夏琚不由自主地停下步伐,只见小男孩张开双臂保持平衡,艰难地迈开步子向前滑动。他全神贯注,好不容易滑动一两米,身子突然向前倾斜。他吓得两条小胳膊像扇翅膀一般挥动,整个上身向前倾斜,最终因为双手朝前,身体的重心完全向前倾,扑通一声摔在坚硬的冰面上。
“哎哟!”
小男孩一声没吭,反而是他的妈妈在场外心疼地叫了。
这如同发送一个指令,摔在地上的小男孩听见后,连爬都没爬起来,直接趴在地上哇哇大哭。
“哎哟,宝宝、宝宝,乖、乖,不要哭哦……”他的妈妈着急得直在场边打转,恨不得翻入冰场把自己的宝贝抱走,“宝宝、宝宝,别哭,到妈妈这边来。宝宝咱们不滑了,别哭。”
场上不少人的注意力被哭闹的小男孩吸引,有几个和他一般大的孩子停止滑动,呆呆地看着他。
冰场的教练员以及几个稍微大点儿的孩子围上去,教练员把小男孩搀起来。可小男孩太害怕了,哭个不停,更别提站稳。他才被搀起,两条腿一软,又咚地跪在地上,哭得更厉害了。
夏琚想了想,滑到这群人的中间,盯着那个孩子看。
小男孩哭得直抽抽,眼泪鼻涕一块儿流,整张脸湿淋淋一大片。
教练员给他抹眼泪的手帕湿成了一团,令她面有难色。
小男孩一边哭着,眼睛一边往四周围看,突然,他发现围观的人群中站着夏琚,哭肿的眼睛呆了呆。他打了一个嗝,呆呆地看着夏琚,抽泣着、抽泣着,反而没有刚才哭得大声了。
其他人好奇地看向夏琚。
夏琚冷漠地看着这个小男孩。许是他戴着口罩的缘故,反而让小男孩因为好奇而分散了注意力。
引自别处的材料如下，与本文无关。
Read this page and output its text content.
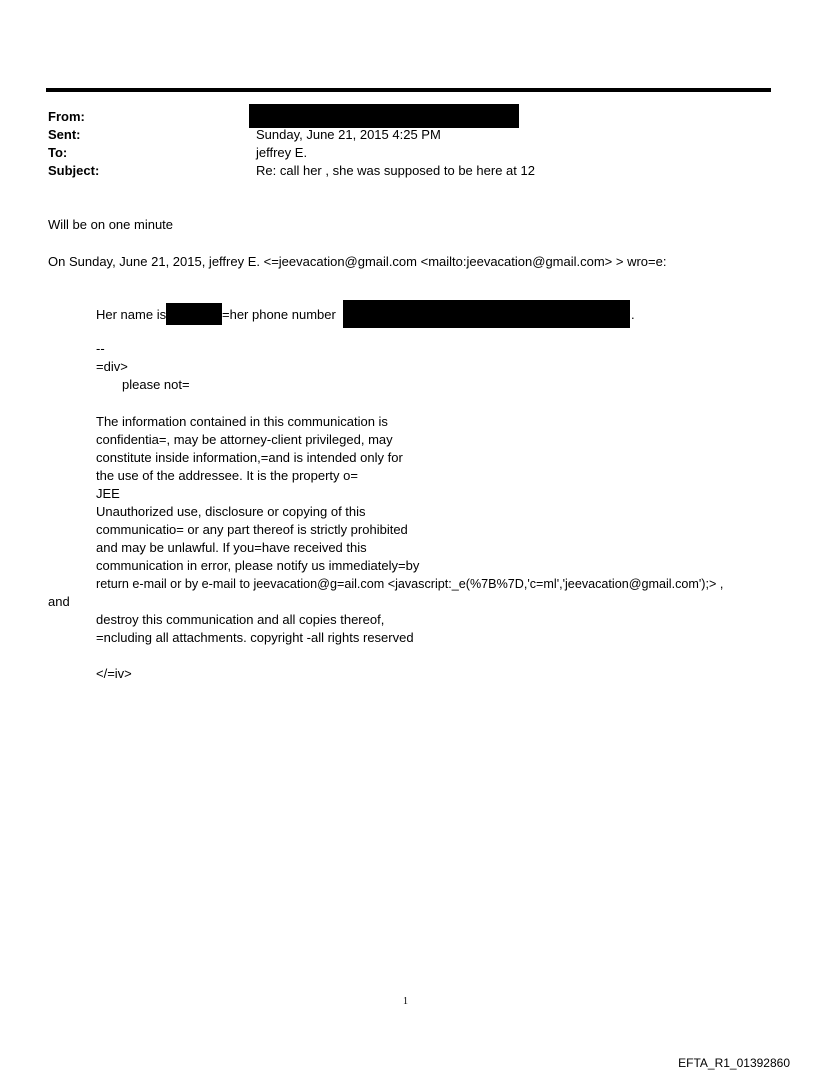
From:
Sent:	Sunday, June 21, 2015 4:25 PM
To:	jeffrey E.
Subject:	Re: call her , she was supposed to be here at 12
Will be on one minute
On Sunday, June 21, 2015, jeffrey E. <=jeevacation@gmail.com <mailto:jeevacation@gmail.com> > wro=e:
Her name is	=her phone number	.
--
=div>
please not=
The information contained in this communication is
confidentia=, may be attorney-client privileged, may
constitute inside information,=and is intended only for
the use of the addressee. It is the property o=
JEE
Unauthorized use, disclosure or copying of this
communicatio= or any part thereof is strictly prohibited
and may be unlawful. If you=have received this
communication in error, please notify us immediately=by
return e-mail or by e-mail to jeevacation@g=ail.com <javascript:_e(%7B%7D,'c=ml','jeevacation@gmail.com');> ,
and
destroy this communication and all copies thereof,
=ncluding all attachments. copyright -all rights reserved
</=iv>
1
EFTA_R1_01392860
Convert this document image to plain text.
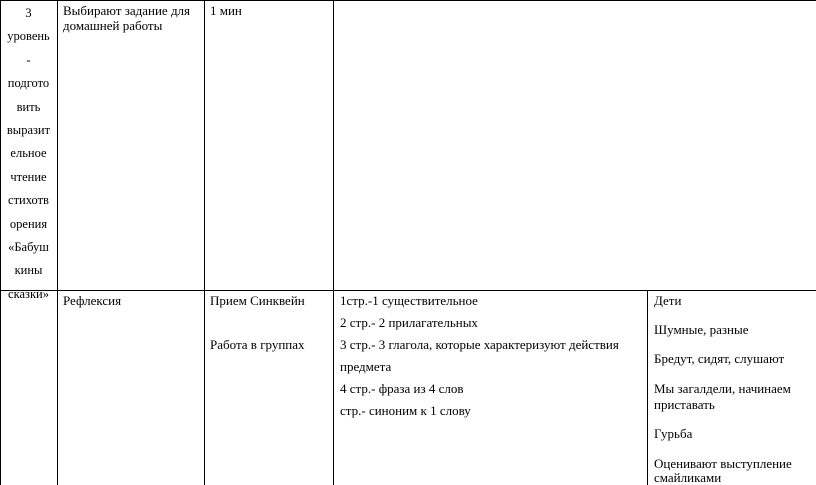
3
уровень
-
подгото
вить
выразит
ельное
чтение
стихотв
орения
«Бабуш
кины
сказки»
Выбирают задание для
домашней работы
1 мин
Рефлексия	Прием Синквейн
Работа в группах
1стр.-1 существительное
2 стр.- 2 прилагательных
3 стр.- 3 глагола, которые характеризуют действия
предмета
4 стр.- фраза из 4 слов
стр.- синоним к 1 слову
Дети
Шумные, разные
Бредут, сидят, слушают
Мы загалдели, начинаем
приставать
Гурьба
Оценивают выступление
смайликами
他滑到小男孩的面前,看着小朋友这一张哭花的脸,心里发堵,有些嫌弃他哭得这么难看。嫌弃归嫌弃,夏琚还是勉为其难地伸出手,说:“我带你去找妈妈。”
小男孩眼巴巴地望着他,哭湿的睫毛黏作一簇簇。他小心翼翼地握住夏琚的手。
大概是刚才摔在地上的缘故,小男孩的手十分冰凉。夏琚牵在手里,又握紧了,淡淡地说:“跟着我就行,别看地上。”
小男孩没应,他愣愣地跟着夏琚走。
原本连几步路也滑不了的小朋友由夏琚带着,居然随随便便就安然无恙地往前一直滑了。不多时,小男孩发现自己可以滑了,惊喜地咦了一声,破涕为笑。
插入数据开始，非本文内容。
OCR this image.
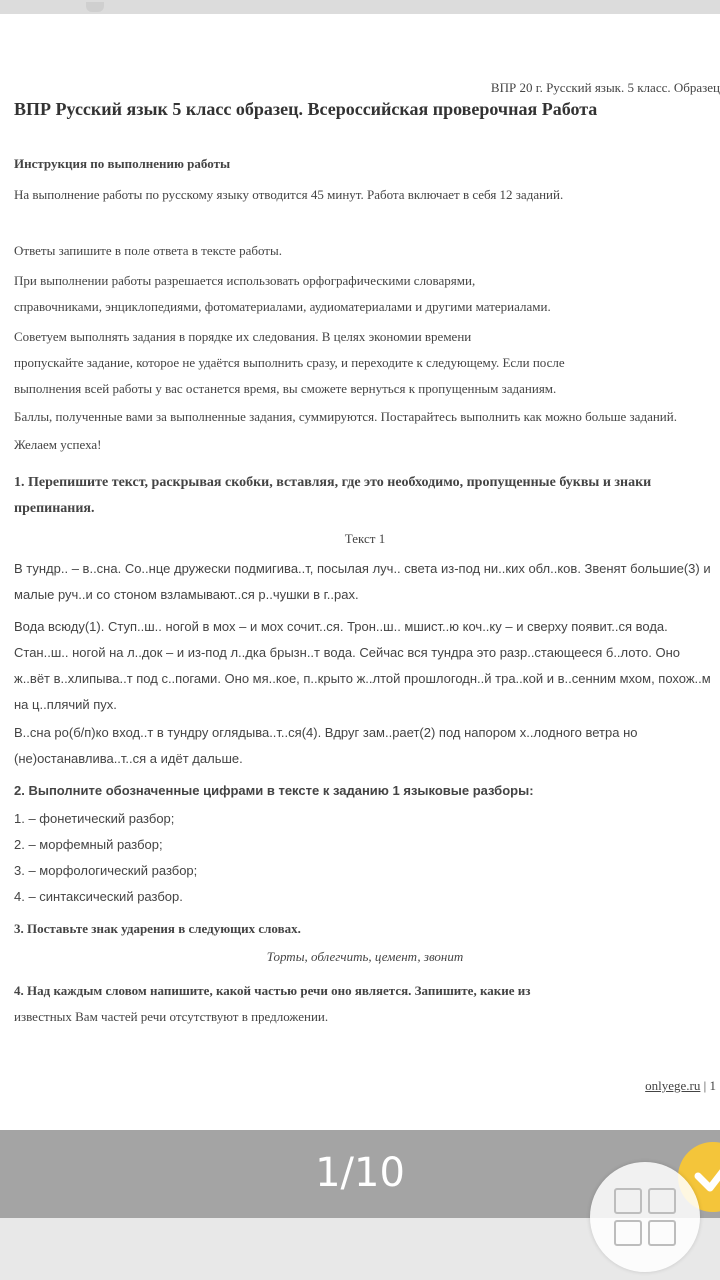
ВПР 20 г. Русский язык. 5 класс. Образец
ВПР Русский язык 5 класс образец. Всероссийская проверочная Работа
Инструкция по выполнению работы
На выполнение работы по русскому языку отводится 45 минут. Работа включает в себя 12 заданий.
Ответы запишите в поле ответа в тексте работы.
При выполнении работы разрешается использовать орфографическими словарями,
справочниками, энциклопедиями, фотоматериалами, аудиоматериалами и другими материалами.
Советуем выполнять задания в порядке их следования. В целях экономии времени
пропускайте задание, которое не удаётся выполнить сразу, и переходите к следующему. Если после
выполнения всей работы у вас останется время, вы сможете вернуться к пропущенным заданиям.
Баллы, полученные вами за выполненные задания, суммируются. Постарайтесь выполнить как можно больше заданий.
Желаем успеха!
1. Перепишите текст, раскрывая скобки, вставляя, где это необходимо, пропущенные буквы и знаки препинания.
Текст 1
В тундр.. – в..сна. Со..нце дружески подмигива..т, посылая луч.. света из-под ни..ких обл..ков. Звенят большие(3) и малые руч..и со стоном взламывают..ся р..чушки в г..рах.
Вода всюду(1). Ступ..ш.. ногой в мох – и мох сочит..ся. Трон..ш.. мшист..ю коч..ку – и сверху появит..ся вода. Стан..ш.. ногой на л..док – и из-под л..дка брызн..т вода. Сейчас вся тундра это разр..стающееся б..лото. Оно ж..вёт в..хлипыва..т под с..погами. Оно мя..кое, п..крыто ж..лтой прошлогодн..й тра..кой и в..сенним мхом, похож..м на ц..плячий пух.
В..сна ро(б/п)ко вход..т в тундру оглядыва..т..ся(4). Вдруг зам..рает(2) под напором х..лодного ветра но (не)останавлива..т..ся а идёт дальше.
2. Выполните обозначенные цифрами в тексте к заданию 1 языковые разборы:
1. – фонетический разбор;
2. – морфемный разбор;
3. – морфологический разбор;
4. – синтаксический разбор.
3. Поставьте знак ударения в следующих словах.
Торты, облегчить, цемент, звонит
4. Над каждым словом напишите, какой частью речи оно является. Запишите, какие из
известных Вам частей речи отсутствуют в предложении.
onlyege.ru | 1
1/10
小男孩的妈妈看见自己的宝贝由大哥哥带着,顺顺利利地滑向自己,双手捧在胸前,既放心又感动。
快到场边时,夏琚停步,手臂不着力地往前甩,让小朋友由着惯性朝前滑去,同时松开手。
小男孩被他带了一路,突然被撒手,顿时吓得面色煞白。他很快又晃了,像小鸡扇翅膀般挥动手臂,可因为已经到了场边,他惊慌之余抓住栏杆,可算到了妈妈的面前。
冰场的管理员甫一将防护栏的门打开,妈妈立即把孩子抱出来,心疼得把他全身上下摸个编,问:“宝宝,哪里疼?咱们不滑了,啊。哥哥下课了,咱们回家。”她掏出手帕,使劲地往孩子哭花的脸上抹,像一块抹布擦着一个大圆盘。
夏琚挑眉,正要走,忽见这位妈妈看向自己。
“谢谢你啊。”这位妈妈无比感激,不好意思地笑道,“这是这个孩子第一次滑冰。”
夏琚心道自己第一次上冰时可不是这副鬼样子,不过这话他当然留在心里,连哦都没有哦一声,转身走了。他还没有走远,再次听见这位妈妈说:“宝宝,哥哥下课了,我们回家,不滑了。”
“妈妈我还想滑。”小男孩用稚嫩的声音说。
无论是冰场上还是冰场外,晚饭的时间过去后,人更多了。夏琚吃过饼干,倒是不饿,可夏敬行一直没有消息,反而令他心不在焉。
因为人太多,夏琚连简单的旋转都很少做了。有的时候,他单单站在场上发呆,抬头看一看玻璃穹顶。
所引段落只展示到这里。